Geography: Asia Pacific · Oceania · Australia New Zealand
Canberra-based Electro Optic Systems (EOS) unveiled Apollo in September 2025 — a high-energy laser weapon scalable to 150kW that can neutralize small drones at ranges up to 2 miles and disable optical sensors at 9 miles. Apollo integrates a radar, 30mm cannon, and EOS's proprietary stabilization and pointing technology into a single counter-drone system. QinetiQ Australia is separately developing laser-based defense technology under contract with the Department of Defence, with a full-scale prototype delivered in the first half of 2025.
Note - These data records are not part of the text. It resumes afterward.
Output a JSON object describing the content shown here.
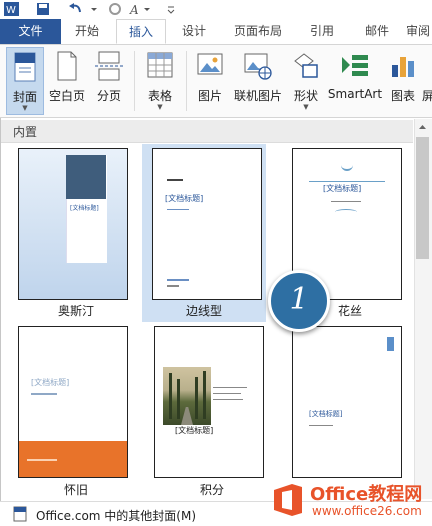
{
  "ribbon_tabs": [
    "文件",
    "开始",
    "插入",
    "设计",
    "页面布局",
    "引用",
    "邮件",
    "审阅"
  ],
  "active_tab": "插入",
  "ribbon": {
    "cover": "封面",
    "blank_page": "空白页",
    "page_break": "分页",
    "table": "表格",
    "picture": "图片",
    "online_picture": "联机图片",
    "shapes": "形状",
    "smartart": "SmartArt",
    "chart": "图表",
    "screenshot_partial": "屏"
  },
  "gallery": {
    "section_title": "内置",
    "items": [
      {
        "name": "奥斯汀",
        "title_text": "[文档标题]"
      },
      {
        "name": "边线型",
        "title_text": "[文档标题]"
      },
      {
        "name": "花丝",
        "title_text": "[文档标题]"
      },
      {
        "name": "怀旧",
        "title_text": "[文档标题]"
      },
      {
        "name": "积分",
        "title_text": "[文档标题]"
      },
      {
        "name": "",
        "title_text": "[文档标题]"
      }
    ],
    "selected": "边线型"
  },
  "callout_number": "1",
  "footer": {
    "more_covers": "Office.com 中的其他封面(M)"
  },
  "watermark": {
    "brand": "Office教程网",
    "url": "www.office26.com"
  },
  "colors": {
    "accent": "#2b579a",
    "selected_bg": "#cfe0f3",
    "callout": "#2e6fa3",
    "orange": "#e8732a"
  }
}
The war in Ukraine demonstrated that cheap drones can threaten expensive military platforms, creating an urgent global demand for affordable counter-drone systems. Conventional air defense missiles cost hundreds of thousands of dollars per shot — unsustainable against swarms of $500 drones. Laser weapons fire at the speed of light with near-zero marginal cost per shot (essentially just electricity), making them economically viable for defending against mass drone attacks. EOS has marketed Apollo as delivering 'the world's cheapest shot.'
Australia's development of indigenous directed-energy weapons aligns with AUKUS Pillar II technology cooperation and addresses a capability gap identified across all Western militaries. The technology leverages EOS's decades of experience in precision optical systems for space situational awareness and satellite tracking. Directed-energy weapons represent a new category of Australian defense export, with potential customers across NATO, the Indo-Pacific, and the Middle East facing similar drone swarm threats.